Ketika Liora terjebak dalam malam penuh kesialan, ia tak pernah menyangka hidupnya akan berubah selamanya setelah bertemu Felix Dawson, Sang CEO yang dingin sekaligus memikat.
Karya ini diterbitkan atas izin NovelToon Yourhendr, isi konten hanyalah pandangan pribadi pembuatnya, tidak mewakili NovelToon sendiri
5. Apakah terlalu silau?
Liora membuka pintu apartemennya dengan langkah berat. Heels yang sejak tadi membuat kakinya perih segera ia lepaskan begitu memasuki ruang tamu. Sepatu itu terdengar jatuh menabrak dinding dengan suara thuk! yang cukup keras, tapi ia tak peduli. Tas kerja yang biasanya dijaga rapi pun kali ini hanya ia letakkan sembarangan di sofa.

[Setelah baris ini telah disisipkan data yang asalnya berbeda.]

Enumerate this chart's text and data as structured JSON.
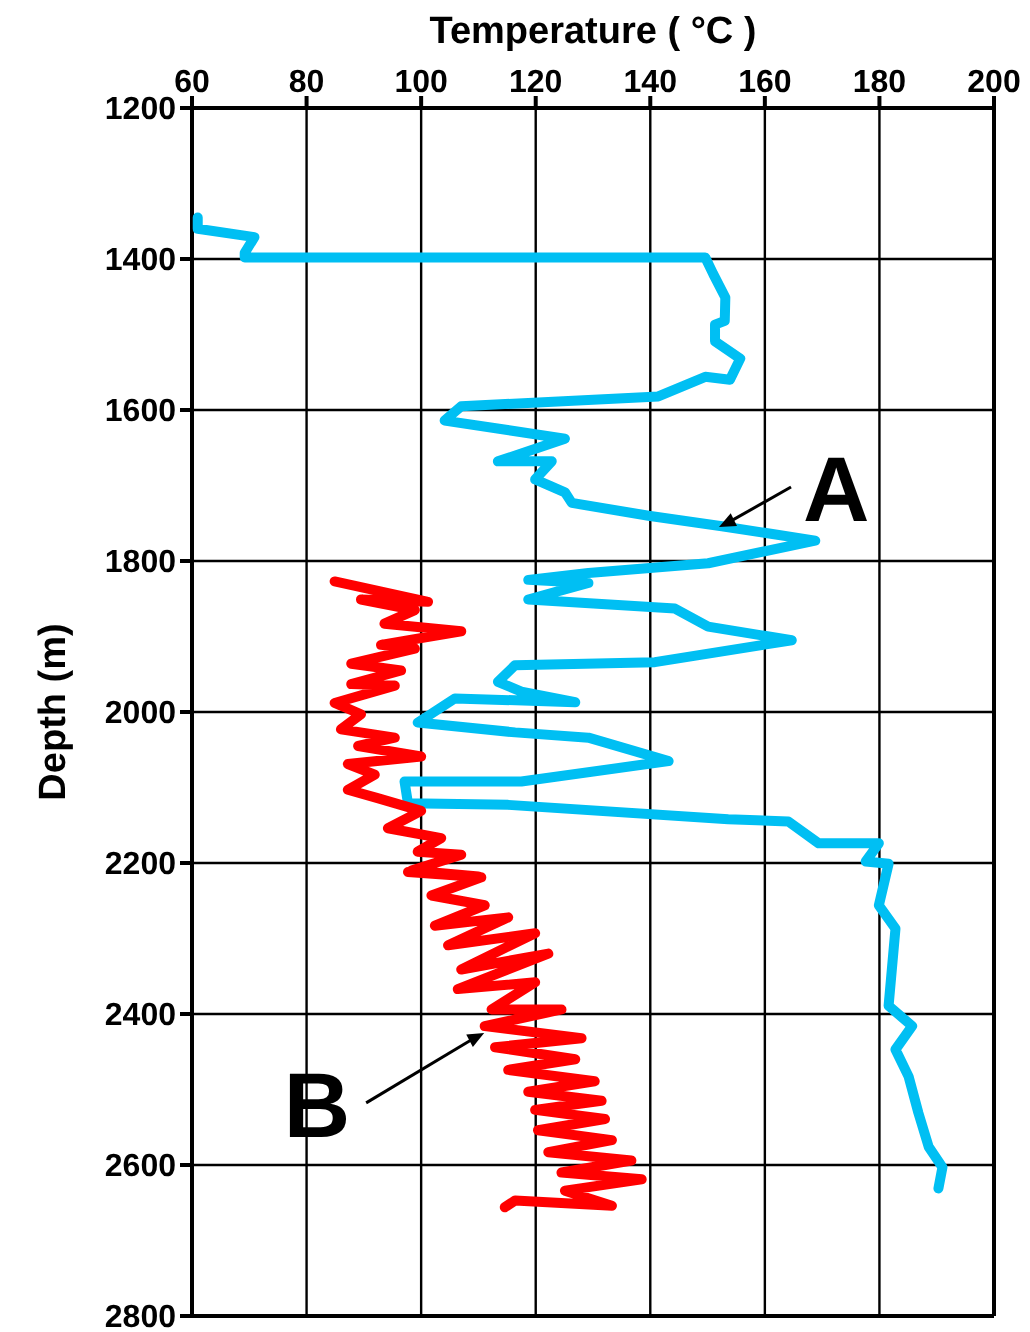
{
  "chart_data": {
    "type": "line",
    "xlabel": "Temperature ( °C )",
    "ylabel": "Depth (m)",
    "xlim": [
      60,
      200
    ],
    "xticks": [
      60,
      80,
      100,
      120,
      140,
      160,
      180,
      200
    ],
    "ylim": [
      2800,
      1200
    ],
    "yticks": [
      1200,
      1400,
      1600,
      1800,
      2000,
      2200,
      2400,
      2600,
      2800
    ],
    "grid": true,
    "legend": false,
    "marker": "none",
    "line_style": "solid",
    "annotations": [
      {
        "text": "A",
        "x": 152,
        "y": 1755
      },
      {
        "text": "B",
        "x": 111,
        "y": 2425
      }
    ],
    "series": [
      {
        "color": "#00bff3",
        "x": [
          61,
          61,
          70.9,
          69.2,
          69.2,
          149.6,
          151,
          153.1,
          153,
          151.3,
          151.3,
          155.7,
          153.9,
          149.6,
          141.4,
          107,
          104.1,
          125.1,
          113.4,
          122.8,
          119.9,
          125.1,
          126.3,
          139.7,
          152.5,
          168.8,
          150.1,
          129.2,
          118.7,
          129.2,
          118.7,
          144.3,
          150.1,
          164.7,
          140.8,
          116.4,
          113.4,
          117.5,
          126.9,
          105.9,
          99.4,
          116.4,
          129.2,
          143.2,
          117.5,
          97.1,
          97.7,
          115.2,
          153.6,
          164.1,
          169.4,
          179.9,
          177.6,
          181.6,
          179.9,
          182.8,
          181.6,
          185.7,
          182.8,
          185.1,
          186.8,
          188.6,
          191,
          190.3
        ],
        "values": [
          1345,
          1360,
          1371,
          1392,
          1398,
          1398,
          1420,
          1451,
          1482,
          1487,
          1509,
          1532,
          1560,
          1556,
          1582,
          1595,
          1614,
          1638,
          1668,
          1668,
          1692,
          1709,
          1723,
          1740,
          1754,
          1773,
          1803,
          1816,
          1825,
          1829,
          1851,
          1863,
          1887,
          1905,
          1934,
          1938,
          1960,
          1973,
          1987,
          1982,
          2014,
          2027,
          2034,
          2065,
          2092,
          2092,
          2121,
          2123,
          2142,
          2145,
          2174,
          2174,
          2198,
          2201,
          2256,
          2287,
          2389,
          2416,
          2447,
          2483,
          2531,
          2576,
          2603,
          2631
        ]
      },
      {
        "color": "#ff0000",
        "x": [
          84.9,
          101.2,
          89.5,
          98.9,
          93.6,
          107,
          93,
          98.9,
          87.8,
          96.5,
          87.8,
          95.4,
          84.9,
          89.5,
          86,
          95.4,
          89,
          100,
          87.2,
          91.9,
          87.2,
          92.4,
          100,
          94.2,
          103.5,
          99.4,
          107,
          98.3,
          110,
          97.7,
          110.5,
          101.8,
          111.1,
          102.4,
          115.2,
          104.7,
          119.9,
          107,
          122.2,
          106.4,
          119.9,
          112.3,
          124.5,
          111.1,
          128,
          112.9,
          126.9,
          115.2,
          130.3,
          118.7,
          131.5,
          119.9,
          132.1,
          120.4,
          133.3,
          122.2,
          136.7,
          124.5,
          138.5,
          125.1,
          133.3,
          116.4,
          114.6
        ],
        "values": [
          1827,
          1854,
          1851,
          1865,
          1883,
          1893,
          1911,
          1916,
          1936,
          1945,
          1963,
          1965,
          1988,
          2003,
          2023,
          2034,
          2045,
          2059,
          2069,
          2083,
          2103,
          2114,
          2131,
          2154,
          2167,
          2185,
          2189,
          2210,
          2218,
          2212,
          2219,
          2243,
          2256,
          2283,
          2272,
          2309,
          2293,
          2341,
          2320,
          2367,
          2358,
          2394,
          2394,
          2416,
          2432,
          2444,
          2460,
          2474,
          2489,
          2503,
          2515,
          2527,
          2539,
          2554,
          2567,
          2583,
          2594,
          2610,
          2619,
          2634,
          2654,
          2647,
          2656
        ]
      }
    ]
  }
}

Pandangan matanya jatuh pada tumpukan kardus yang berserakan di lantai kamar. Di sana, bertumpuk lah benda-benda yang seharusnya bisa membuat seorang wanita tersenyum: hadiah ulang tahun, boneka, perhiasan, hingga album foto. Namun bagi Liora, semuanya tak lebih dari sampah emosional yang terus menekan dadanya.
Itulah sisa-sisa hubungan tiga tahun dengan Kevin. Hubungan yang ia kira akan berakhir di pelaminan, tapi justru hancur tanpa belas kasihan.
Liora menghela napas panjang. Tangannya meraih sebuah album foto yang tergeletak di dekat kakinya. Di sana ada senyum dirinya—tersenyum cerah, tersenyum penuh cinta—berdiri di samping Kevin. Terlihat seperti kebahagiaan sejati, padahal kini Liora tahu semua itu hanyalah ilusi.
“Lucu sekali… betapa bodohnya aku dulu,” gumamnya getir.
Air mata mulai menggenang. Ia duduk bersimpuh di lantai, lututnya ditekuk, sementara bahunya mulai bergetar. Tangisan itu pecah tanpa bisa ditahan. Malam ini, lagi-lagi ia merasakan betapa kosongnya hatinya. Betapa sia-sianya waktu yang ia habiskan bersama pria yang ternyata pengecut dan tak pernah mencintainya sungguh-sungguh.
“Pria brengsek…” bisiknya dengan suara tercekat, lalu menyeka air mata kasar-kasar.
Ia segera menutup album foto itu, melemparnya ke dalam kardus. Satu per satu benda kenangan masuk ke sana. Tidak ada ampun. Tidak boleh ada sisa Kevin sedikit pun yang bertahan di kamarnya.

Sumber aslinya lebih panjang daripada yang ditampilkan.